Présidente de la Fédération sénégalaise de roller et skateboard, Awa Nar Fall est une icône de ces sports sur le plan sénégalais et africain. Elle se livre sur le parcours des athlètes de ces disciplines depuis l’implantation du club Maestro Roller et sur les objectifs de la Fédération.
Votre aventure avec le roller et le skateboard date de très longtemps. Qu’est-ce que cela vous fait d’être la seule femme sénégalaise présidente d’une fédération sportive ?

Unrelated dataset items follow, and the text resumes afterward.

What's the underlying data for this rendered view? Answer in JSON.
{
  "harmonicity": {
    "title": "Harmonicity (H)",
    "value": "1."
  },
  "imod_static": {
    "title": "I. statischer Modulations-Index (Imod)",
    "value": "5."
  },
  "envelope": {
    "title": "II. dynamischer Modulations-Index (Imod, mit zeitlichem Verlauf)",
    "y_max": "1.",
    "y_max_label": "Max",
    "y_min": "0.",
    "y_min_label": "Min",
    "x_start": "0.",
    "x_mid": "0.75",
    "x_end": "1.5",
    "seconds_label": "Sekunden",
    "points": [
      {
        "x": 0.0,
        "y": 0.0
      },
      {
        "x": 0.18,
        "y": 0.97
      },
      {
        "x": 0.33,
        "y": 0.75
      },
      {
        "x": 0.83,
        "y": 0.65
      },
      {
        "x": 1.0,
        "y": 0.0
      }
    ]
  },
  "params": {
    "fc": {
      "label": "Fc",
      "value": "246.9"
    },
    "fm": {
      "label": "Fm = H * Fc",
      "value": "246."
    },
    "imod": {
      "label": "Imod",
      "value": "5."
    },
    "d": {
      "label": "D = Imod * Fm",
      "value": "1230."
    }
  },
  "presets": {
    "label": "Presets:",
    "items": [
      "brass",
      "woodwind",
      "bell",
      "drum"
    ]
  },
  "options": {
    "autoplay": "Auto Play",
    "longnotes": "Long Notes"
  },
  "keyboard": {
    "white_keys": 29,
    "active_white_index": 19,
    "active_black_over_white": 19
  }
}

C’est un grand honneur pour moi d’accompagner ces jeunes. J’ai toujours été une personne sociale. C’est ce qui m’a conduit vers ce sport. Actuellement, en plus d’être la présidente de la Fédération sénégalaise de roller-skateboard, je suis à la tête de la Confédération de football skating et de handball roller, et la vice-présidente de la Confédération africaine de roller-skating. Pour la petite histoire, en 2002, je travaillais comme agent municipal à la Ville de Dakar, par ailleurs, je manageais deux groupes de danse devant participer à l’émission « Oscars des vacances » qui passait sur la chaîne 2Stv. Il s’agit de « Fardisse » et « Inconnus de Fass », qui avaient finalement gagné la compétition, cette année-là. De là, des jeunes qui pratiquaient le roller m’ont interpellée pour me proposer de devenir leur marraine. J’ai été émue par leur geste. À ce moment-là, il n’y avait qu’un seul club dénommé Accro Roller. Les frais d’inscription et de mensualité étaient exorbitants pour ces jeunes qui rêvaient de pratiquer le roller. On leur demandait de payer 100.000 FCfa pour adhérer et de redonner la moitié de cette somme, à chaque fin de mois. Alors, pour ne pas décevoir ces jeunes passionnés venus de Pikine, Grand Dakar, Fass…, j’ai décidé de créer le club Maestro Roller.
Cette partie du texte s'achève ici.